Radford was apparently keen to put his former star full-back Jamie Shaul out of his misery and reunite at Cas, but it is Wakefield who have rescued him from Hull purgatory, Trinity blinking first in the relegation shootout. Willie Poching had already brought in veteran NRL winger Jorge Taufua and Hull forward Josh Bowden, allowing Tom Lineham to join Featherstone on loan. With Max Jowitt injured, the Dreadnoughts needed another full-back immediately, Shaul filling in until the end of the season.

Toulouse have stuck to their guns for the survival shootout, only to see forward Justin Sangare heading to Leeds. Whether he will be joined in Super League next season by Toulouse, Wakefield or Warrington may just come down to the recruitment decisions made last week – even if nobody was taking much notice.

World Cup watch
We already knew that the eight sides that reach the quarter-finals of the World Cup this year will be given places at the 2025 tournament, but now we have a better idea of how the other eight teams will qualify. It’s entirely possible that England could be the only European nation to qualify by reaching the last eight, with France guaranteed a place as hosts, which leaves the rest to fight over between four and six places via the returning European Championship next autumn.

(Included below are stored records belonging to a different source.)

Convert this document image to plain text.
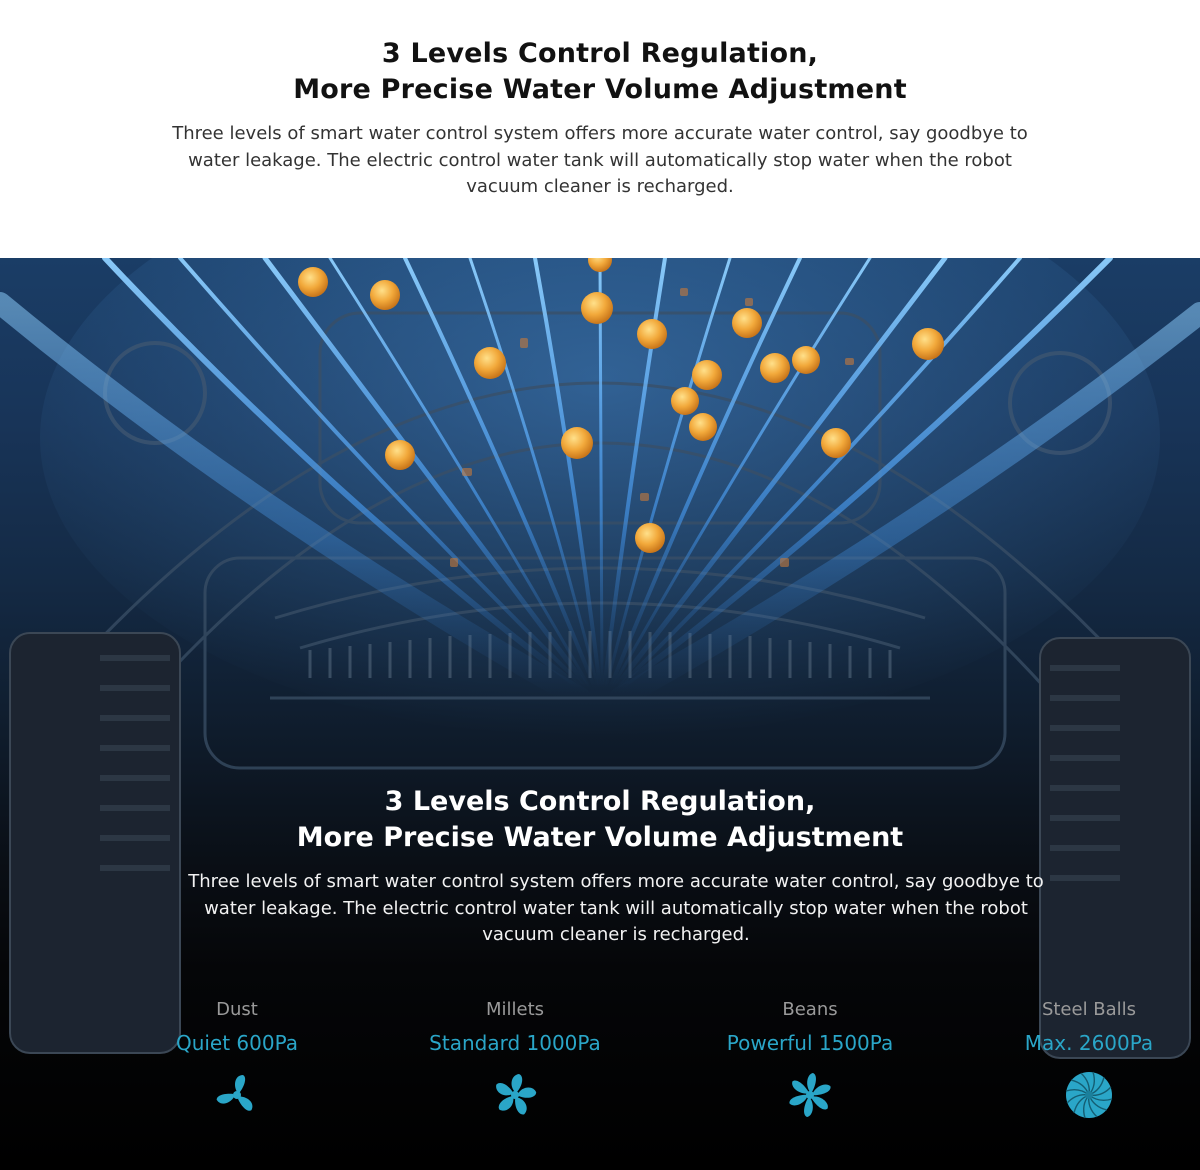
3 Levels Control Regulation,
More Precise Water Volume Adjustment

Three levels of smart water control system offers more accurate water control, say goodbye to water leakage. The electric control water tank will automatically stop water when the robot vacuum cleaner is recharged.

3 Levels Control Regulation,
More Precise Water Volume Adjustment

Three levels of smart water control system offers more accurate water control, say goodbye to water leakage. The electric control water tank will automatically stop water when the robot vacuum cleaner is recharged.

Dust
Quiet 600Pa
Millets
Standard 1000Pa
Beans
Powerful 1500Pa
Steel Balls
Max. 2600Pa
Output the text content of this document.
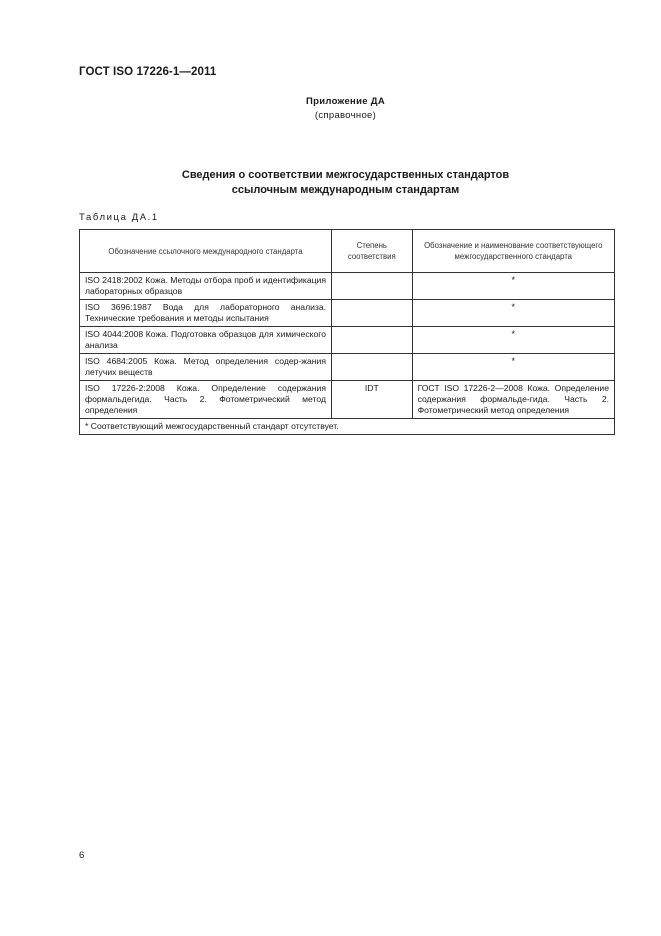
ГОСТ ISO 17226-1—2011
Приложение ДА
(справочное)
Сведения о соответствии межгосударственных стандартов
ссылочным международным стандартам
Таблица ДА.1
Обозначение ссылочного международного стандарта	Степень соответствия	Обозначение и наименование соответствующего межгосударственного стандарта
ISO 2418:2002 Кожа. Методы отбора проб и идентификация лабораторных образцов		*
ISO 3696:1987 Вода для лабораторного анализа. Технические требования и методы испытания		*
ISO 4044:2008 Кожа. Подготовка образцов для химического анализа		*
ISO 4684:2005 Кожа. Метод определения содер-жания летучих веществ		*
ISO 17226-2:2008 Кожа. Определение содержания формальдегида. Часть 2. Фотометрический метод определения	IDT	ГОСТ ISO 17226-2—2008 Кожа. Определение содержания формальде-гида. Часть 2. Фотометрический метод определения
* Соответствующий межгосударственный стандарт отсутствует.		
6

The RFL have finally committed to entering an England side in the Euros, which will see two groups of four, while the winner of the six-nation Euro B competition can also qualify for the World Cup. All seven Pacific places in France in 2025 could be taken automatically by quarter-finalists. And all eight women’s and wheelchair teams will automatically be at France 2025, a logical decision that gives each programme another three years to develop.

One last thing
Having featured as an exhibition sport at the two previous Commonwealth Games, you may have expected another rugby league nines tournament in Birmingham this week. Not so.

The long-term plan to get league nines into the Olympics began with an Under-19s tournament prior to the Commonwealth Games in Glasgow back in 2014. Even though it was low-key, the games were enjoyed greatly by those involved. Two brothers, Wellington and Stanton Albert, helped Papua New Guinea win the gold medal, provoking wild celebrations back home.

Four years ago the Gold Coast Games were preceded by an Under-23 nines tournament in Brisbane. A team of England amateurs, featuring current Hull KR star Frankie Halton, and Scotland’s mix of students and Antipodean part-timers coached by current World Cup boss Nathan Graham, unsurprisingly fail to threaten the podium. Poasa Faamausili starred for Samoa, while Tonga Tongotongo – now a professional boxer – played for … wait for it … Tonga.

Australia gave coach Adrian Lam the best emerging NRL talent to go and get gold. Corey Allan, David Fifita, Harry Grant, Paul Momirovski, Jack Murchie and Kotoni Staggs duly delivered, Staggs scoring the gold-medal-winning try in the final against Tonga.

The plan was for nines to be an open-age elite event at the Commonwealth Games this year but, with the 2021 World Cup delayed until this year, and the Commonwealth Federation recategorising members and sports, the International Federation decided not to pursue 2022. Will we see nines at the Commonwealth Games again? Don’t hold your breath.